À peine deux mois après le déménagement de l'hôpital Notre-Dame vers le nouveau CHUM, près d'une trentaine d'infirmières qui avaient fait le saut dans le nouvel hôpital ultramoderne du centre-ville ont décidé de... rentrer au bercail, soit de retourner travailler dans leur vieil hôpital.

Pour expliquer ces nombreux transferts, le syndicat des professionnels en soins du CHUM qui représente les infirmières montre du doigt la « surcharge de travail » due notamment à la grandeur des lieux - les infirmières marchent beaucoup plus dans un quart de travail - et à un nouveau système d'approvisionnement du matériel de soins.

Le manque d'accessibilité à des stationnements dans le secteur du nouveau CHUM est aussi un problème, souligne le président du syndicat, Guy Brochu.

« Beaucoup de nos infirmières vivent sur la rive sud de Montréal et ont de jeunes enfants. Elles doivent déposer les enfants à la garderie qui ouvre à 7 h, traverser le pont, se trouver un stationnement et arriver au travail pour 7 h 45, c'est serré et parfois même impossible, dit-il. Autour du CHUM, les stationnements sont rares et coûtent une fortune alors qu'à Notre-Dame, il y a plein de stationnements dans les environs. »

Et même si le coût du stationnement est exorbitant près du nouveau CHUM, le salaire de l'infirmière, lui, ne change pas d'un hôpital à l'autre, ajoute M. Brochu.

D'AUTRES SOURCES D'IRRITATION

Autre source d'irritation majeure pour les infirmières selon leur syndicat : les chariots qui servaient de réserves de matériel de soins ont disparu des étages dans le nouveau CHUM. L'approvisionnement se fait désormais grâce à des véhicules autoguidés.

« Il manque souvent du matériel sur les étages. C'est plus criant aux urgences et au bloc opératoire où il y a plus d'imprévus. Les infirmières courent partout pour trouver ce qui leur manque, et pendant ce temps-là, les soins sont retardés ou prennent plus de temps à être donnés », explique M. Brochu, du syndicat.

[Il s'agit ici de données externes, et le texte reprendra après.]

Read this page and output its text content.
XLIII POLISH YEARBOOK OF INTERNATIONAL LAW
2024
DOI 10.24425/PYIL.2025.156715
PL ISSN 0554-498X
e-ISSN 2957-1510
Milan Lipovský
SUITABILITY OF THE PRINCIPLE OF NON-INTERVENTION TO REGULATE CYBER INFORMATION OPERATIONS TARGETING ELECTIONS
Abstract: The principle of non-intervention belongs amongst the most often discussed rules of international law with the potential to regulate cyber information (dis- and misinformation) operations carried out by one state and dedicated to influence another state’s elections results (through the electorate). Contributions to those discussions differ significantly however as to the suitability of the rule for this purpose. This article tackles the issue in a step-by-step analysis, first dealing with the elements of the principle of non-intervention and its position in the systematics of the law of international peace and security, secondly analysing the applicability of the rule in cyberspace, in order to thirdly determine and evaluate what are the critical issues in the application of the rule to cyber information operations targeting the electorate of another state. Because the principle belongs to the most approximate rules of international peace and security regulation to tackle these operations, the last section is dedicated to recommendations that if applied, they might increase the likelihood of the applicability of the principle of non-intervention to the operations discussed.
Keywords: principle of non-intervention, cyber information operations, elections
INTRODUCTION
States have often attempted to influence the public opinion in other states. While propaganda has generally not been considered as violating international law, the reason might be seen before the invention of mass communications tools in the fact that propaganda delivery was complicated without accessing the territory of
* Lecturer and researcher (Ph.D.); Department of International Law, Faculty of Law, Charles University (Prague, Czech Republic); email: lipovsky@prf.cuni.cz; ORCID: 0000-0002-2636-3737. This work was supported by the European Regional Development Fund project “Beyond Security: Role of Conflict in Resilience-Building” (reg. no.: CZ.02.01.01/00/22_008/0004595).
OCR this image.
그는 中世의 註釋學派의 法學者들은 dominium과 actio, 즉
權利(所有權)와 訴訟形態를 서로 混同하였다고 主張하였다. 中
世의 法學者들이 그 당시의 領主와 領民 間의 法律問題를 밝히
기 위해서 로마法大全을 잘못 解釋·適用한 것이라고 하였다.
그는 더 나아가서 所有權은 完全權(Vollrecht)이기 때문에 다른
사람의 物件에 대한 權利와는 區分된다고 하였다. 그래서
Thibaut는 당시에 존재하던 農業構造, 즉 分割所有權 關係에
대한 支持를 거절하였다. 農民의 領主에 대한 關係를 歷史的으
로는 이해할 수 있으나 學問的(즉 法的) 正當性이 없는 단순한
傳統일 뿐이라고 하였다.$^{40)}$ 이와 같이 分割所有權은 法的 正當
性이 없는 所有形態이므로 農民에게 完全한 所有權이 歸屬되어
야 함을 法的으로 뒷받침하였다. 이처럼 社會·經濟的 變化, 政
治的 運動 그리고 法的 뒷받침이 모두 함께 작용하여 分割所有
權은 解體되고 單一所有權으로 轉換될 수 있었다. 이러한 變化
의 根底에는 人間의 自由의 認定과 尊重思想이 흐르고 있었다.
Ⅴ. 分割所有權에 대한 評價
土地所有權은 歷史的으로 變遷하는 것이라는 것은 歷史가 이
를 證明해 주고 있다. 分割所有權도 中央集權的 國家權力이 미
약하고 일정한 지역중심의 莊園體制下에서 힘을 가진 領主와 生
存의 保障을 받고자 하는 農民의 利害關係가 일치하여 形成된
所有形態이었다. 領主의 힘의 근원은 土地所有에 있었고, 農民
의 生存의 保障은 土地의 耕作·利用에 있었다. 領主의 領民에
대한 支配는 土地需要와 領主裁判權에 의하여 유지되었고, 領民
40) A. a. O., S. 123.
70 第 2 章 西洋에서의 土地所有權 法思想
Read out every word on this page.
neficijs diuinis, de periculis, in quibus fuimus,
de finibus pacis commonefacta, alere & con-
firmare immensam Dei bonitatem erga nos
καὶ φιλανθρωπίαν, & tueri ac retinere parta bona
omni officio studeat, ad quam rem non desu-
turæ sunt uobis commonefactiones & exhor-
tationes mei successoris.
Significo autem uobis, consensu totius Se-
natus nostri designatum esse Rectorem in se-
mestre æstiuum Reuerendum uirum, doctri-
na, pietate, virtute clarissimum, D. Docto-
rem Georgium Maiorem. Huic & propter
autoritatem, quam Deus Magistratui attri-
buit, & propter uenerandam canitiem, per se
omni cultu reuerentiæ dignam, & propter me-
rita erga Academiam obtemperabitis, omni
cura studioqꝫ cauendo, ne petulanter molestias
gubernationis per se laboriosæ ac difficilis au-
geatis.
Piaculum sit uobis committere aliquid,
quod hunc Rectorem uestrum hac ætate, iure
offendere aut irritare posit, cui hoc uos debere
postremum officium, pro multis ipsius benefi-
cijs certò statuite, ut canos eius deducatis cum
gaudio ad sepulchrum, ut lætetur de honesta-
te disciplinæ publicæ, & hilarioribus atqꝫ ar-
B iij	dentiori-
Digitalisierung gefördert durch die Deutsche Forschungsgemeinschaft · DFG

Sans compter que les infirmières marchent plus qu'avant, car les lieux sont vastes, indique le président du syndicat. La cafétéria est tellement loin de certaines unités - et tellement achalandée - que les infirmières n'ont pas assez des 45 minutes accordées pour la pause du dîner, selon M. Brochu. « Si vous voyiez les files le midi, on se croirait aux caisses du Costco dans le temps des Fêtes », illustre-t-il.

Ainsi, depuis deux mois, 26 infirmières sont retournées occuper un poste au sein du CIUSSS du Centre-Sud-de-l'Île-de-Montréal qui englobe l'hôpital Notre-Dame après avoir travaillé quelques semaines au nouveau CHUM. Seulement trois ont fait le chemin inverse.

AUCUNE PERTE D'AVANTAGES

Ces infirmières se sont ainsi prévalues d'une entente négociée entre les syndicats et les hôpitaux qui leur permettait de « changer d'idée » et ainsi retourner à leur hôpital d'origine sans perdre leurs avantages liés à leur ancienneté.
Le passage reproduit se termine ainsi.